Investigative Journalism

Britten Follett talks to students at Gaylord.
PHOTO: Matthew Shaffer
The book “Who Killed Kelsey?” written by Britten Follett and Cherokee Ballard is an investigative report about the abuse of a two-year-old girl and neglect of those working her case.

Follett and Ballard were TV reporters at the time of Kelsey Briggs murder and were covering the case for their respective stations.

The two former reporters recently met with OU students in the Gaylord College. The talk was centered on their careers in investigative journalism and specifically the Kelsey Briggs case.

The two reporters’ incentive for writing the book and digging deeper into the case was to hold everyone involved in the case accountable, mainly judges and the Department of Human Services caseworkers.

“When you try to hold a state agency accountable you get a lot of doors slammed in your face, you get a lot of no comments and you don’t get phone calls returned” Ballard said.  “It was so important, I think, to us as journalists but also to newsrooms around the state. When they would continue to get calls about dead children and DHS involvement and another case I really think that DHS perhaps one day will either be revamped or reorganized.

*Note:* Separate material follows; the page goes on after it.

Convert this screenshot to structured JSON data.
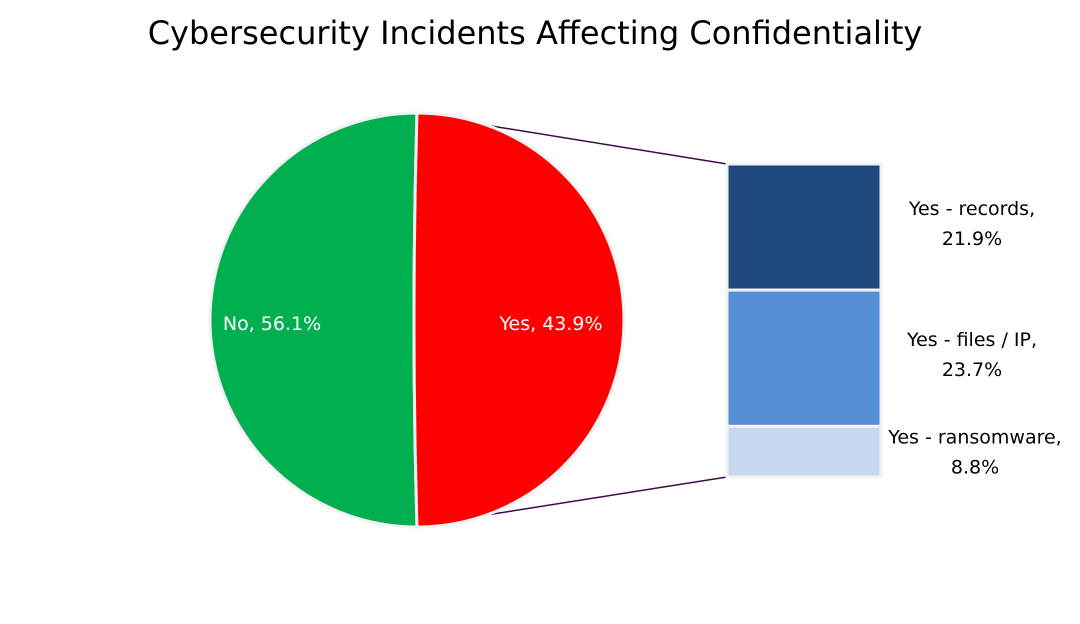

The two reporters do believe that something was brought to justice following all of their reporting. Ballard noted that the reporting over Kelsey’s case did hold the judge accountable and that she was to blame for him not being re-elected.

“He blames the coverage and me specifically for him losing that seat,” Ballard said.

The book and case led to the passage of “Kelsey’s Law,” which changed the way judges are held accountable in child-abuse cases and also gave the state and DHS the ability to hire more caseworkers.

“I think both of us are one hundred percent responsible for putting Raye Dawn in prison. I do not believe that the district attorney would have ever filed charges against the mom had we not been doing the stories asking why she wasn’t charged,” Follett said.

Ballard and Follett want to hold others accountable in the hopes that it will change the positions of judge and caseworker in the future.

“You’re getting the word out, you are getting the story out there to the point where perhaps it could help save another child’s life,” said Ballard

Cherokee Ballard answers questions from prospective
journalists at Gaylord. PHOTO : Matthew Shaffer.
Both women have moved on from the broadcast journalism field. Ballard held a job at the Oklahoma Medical Examiner’s office but is now the communications manager at the Oklahoma Natural Gas Company. Follett has moved on to her family’s company, Follett International, to be the marketing manager.